Professionele Chinese fabrikant van distributiepoelies | Parameteraanpassing mogelijk
From Billet to Boxed Pulley
Each timing pulley moves through the same checked sequence, regardless of which of the ten series it belongs to.
Material In
Aluminium, steel, or cast iron billet checked against mill certificates.
CNC Machining
Turning, gear hobbing, and tooth-shape grinding to the called-for profile.
Heat Treatment
Induction quenching and tempering where the application calls for it.
Inspection
Profile projector and microhardness checks against the original drawing.


The three standards we cut against — ISO 5294, DIN 7721, and the HTD curvilinear profile — exist because timing belts and pulleys need to be interchangeable across manufacturers, not just internally consistent within one factory’s catalog. ISO 5294 governs the older trapezoidal-tooth families: MXL, XL, L, H, and XH, sized in inch-derived pitches that trace back to early industrial timing belt adoption. DIN 7721 covers the metric T-series — T2.5, T5, and T10 — which dominates European-built machinery and is specified by belt width as much as by pitch. Metric timing pulleys built to this standard are sized so a 10mm-wide T5 belt from one supplier seats correctly on a T5 pulley from another, provided both parties actually held the standard’s tolerance band.
HTD and its heavier PC-series sibling aren’t governed by a single universal ISO document in the same way — they originated as a proprietary curvilinear profile and became a de facto industry standard through adoption rather than formal standardization. That history matters practically: a timing belt drive pulley built to HTD 8M from one shop should still mesh correctly with an HTD 8M belt from another, but the margin for tooth-profile drift is tighter than on the older trapezoidal standards, since the rounded tooth root was specifically engineered to reduce stress concentration under high torque. A pulley cut slightly off that curve doesn’t fail outright — it just wears the belt faster than the rated service life would suggest, which is the kind of problem that’s hard to diagnose after the fact.

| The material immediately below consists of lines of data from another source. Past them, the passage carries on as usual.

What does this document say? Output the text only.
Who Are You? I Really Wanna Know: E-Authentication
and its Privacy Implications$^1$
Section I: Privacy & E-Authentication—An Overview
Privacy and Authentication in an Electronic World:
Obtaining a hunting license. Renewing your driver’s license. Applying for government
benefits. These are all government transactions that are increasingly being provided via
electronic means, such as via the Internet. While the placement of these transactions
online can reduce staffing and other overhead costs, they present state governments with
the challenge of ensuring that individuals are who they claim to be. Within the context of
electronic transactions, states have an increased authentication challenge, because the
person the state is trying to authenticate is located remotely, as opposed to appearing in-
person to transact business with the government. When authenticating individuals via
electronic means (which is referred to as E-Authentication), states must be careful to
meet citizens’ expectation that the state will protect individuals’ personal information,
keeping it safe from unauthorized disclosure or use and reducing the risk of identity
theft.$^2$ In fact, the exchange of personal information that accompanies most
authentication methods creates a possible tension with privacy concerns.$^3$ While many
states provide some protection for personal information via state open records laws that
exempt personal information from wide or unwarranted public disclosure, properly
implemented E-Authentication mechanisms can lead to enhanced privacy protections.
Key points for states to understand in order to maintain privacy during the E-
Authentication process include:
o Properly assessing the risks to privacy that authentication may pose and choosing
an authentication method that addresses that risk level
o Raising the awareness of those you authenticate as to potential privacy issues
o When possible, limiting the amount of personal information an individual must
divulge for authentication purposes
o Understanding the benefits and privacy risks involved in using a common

This is also why a timing belt idler pulley and a timing belt tensioner pulley, even though neither one transmits driven torque the way a primary drive pulley does, still need to hold the same tooth-profile tolerance as the powered pulleys in the system. An idler or tensioner that’s slightly out of profile won’t show symptoms immediately, but it introduces a small phase error every time the belt passes over it — and on a long enough belt loop with several idlers, those small errors compound into measurable backlash. The same logic extends to a timing chain pulley used with roller chain instead of a toothed belt: the sprocket geometry is different, but the underlying requirement is identical, holding a fixed mechanical ratio without cumulative drift. We treat every pulley in an assembly, powered or not, against that same standard, because a system is only ever as accurate as its least-checked component.
What Each Pulley Is Actually Made Of
Smaller-pitch profiles — MXL, XL, T2.5, T5, and AT5 — are predominantly machined as an aluminium timing pulley, and for good reason: at low tooth counts the part is doing a fast, light-load job, usually positioning rather than power transmission, and the lower rotating mass of aluminum keeps inertia down on quick start-stop cycles. An aluminum timing pulley also resists corrosion well without coating, which matters in food-grade and washdown environments.

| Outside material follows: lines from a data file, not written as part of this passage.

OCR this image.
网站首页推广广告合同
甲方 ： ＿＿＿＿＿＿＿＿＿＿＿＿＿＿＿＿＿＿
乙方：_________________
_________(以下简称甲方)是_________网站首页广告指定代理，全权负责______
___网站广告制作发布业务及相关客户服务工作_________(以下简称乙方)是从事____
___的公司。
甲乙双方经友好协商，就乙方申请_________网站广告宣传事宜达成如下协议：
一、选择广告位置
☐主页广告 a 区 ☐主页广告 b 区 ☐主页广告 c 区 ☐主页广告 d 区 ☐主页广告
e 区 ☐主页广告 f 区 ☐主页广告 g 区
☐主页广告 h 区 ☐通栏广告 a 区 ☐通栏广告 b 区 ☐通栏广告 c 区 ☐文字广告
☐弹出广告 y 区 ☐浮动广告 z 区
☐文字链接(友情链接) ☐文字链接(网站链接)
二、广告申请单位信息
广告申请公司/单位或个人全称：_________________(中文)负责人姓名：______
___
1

Mid-range L, H, T10, AT10, and the smaller HTD sizes move to steel once tooth-root stress and bore side-load climb past what aluminium can sustain through repeated cycling. Steel also accepts a tighter, more durable bore finish, which is the deciding factor on any taper-bore part: a taper lock bushing needs a consistent, wear-resistant mating surface to maintain clamping force over years of service, and a softer material would gradually lose that grip.

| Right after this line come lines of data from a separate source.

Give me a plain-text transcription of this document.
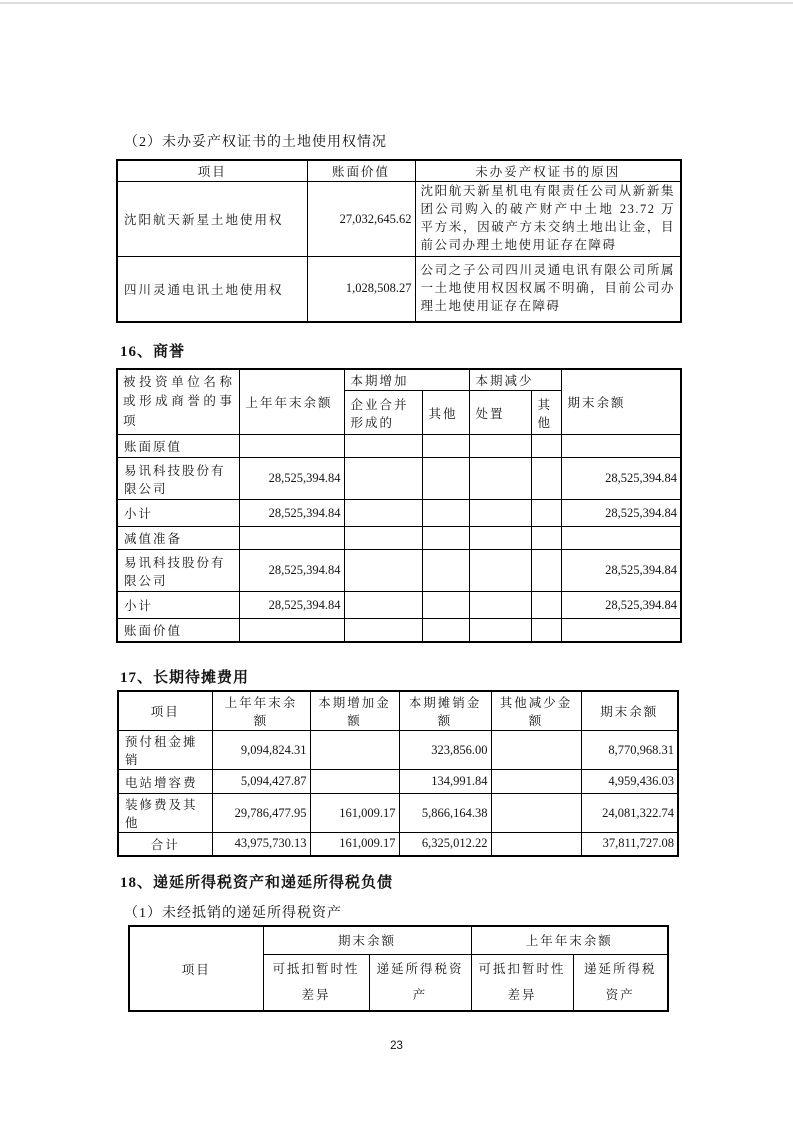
（2）未办妥产权证书的土地使用权情况
项目	账面价值	未办妥产权证书的原因
沈阳航天新星土地使用权	27,032,645.62	沈阳航天新星机电有限责任公司从新新集团公司购入的破产财产中土地 23.72 万平方米，因破产方未交纳土地出让金，目前公司办理土地使用证存在障碍
四川灵通电讯土地使用权	1,028,508.27	公司之子公司四川灵通电讯有限公司所属一土地使用权因权属不明确，目前公司办理土地使用证存在障碍
16、商誉
被投资单位名称或形成商誉的事项	上年年末余额	本期增加		本期减少		期末余额
		企业合并形成的	其他	处置	其他	
账面原值						
易讯科技股份有限公司	28,525,394.84					28,525,394.84
小计	28,525,394.84					28,525,394.84
减值准备						
易讯科技股份有限公司	28,525,394.84					28,525,394.84
小计	28,525,394.84					28,525,394.84
账面价值						
17、长期待摊费用
项目	上年年末余额	本期增加金额	本期摊销金额	其他减少金额	期末余额
预付租金摊销	9,094,824.31		323,856.00		8,770,968.31
电站增容费	5,094,427.87		134,991.84		4,959,436.03
装修费及其他	29,786,477.95	161,009.17	5,866,164.38		24,081,322.74
合计	43,975,730.13	161,009.17	6,325,012.22		37,811,727.08
18、递延所得税资产和递延所得税负债
（1）未经抵销的递延所得税资产
项目	期末余额		上年年末余额	
	可抵扣暂时性差异	递延所得税资产	可抵扣暂时性差异	递延所得税资产
23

At the largest end of the range — HTD 14M, PC8M, and PC14M pulleys running anywhere from roughly fifty to nearly two hundred teeth — we cast and machine in iron. Cast iron’s higher mass relative to its cost dampens vibration and absorbs shock loading more effectively than a comparably sized steel or aluminium part would, which matters on heavy conveyor and elevator drives where the pulley is also acting, in part, as a flywheel that smooths out torque pulses across each rotation.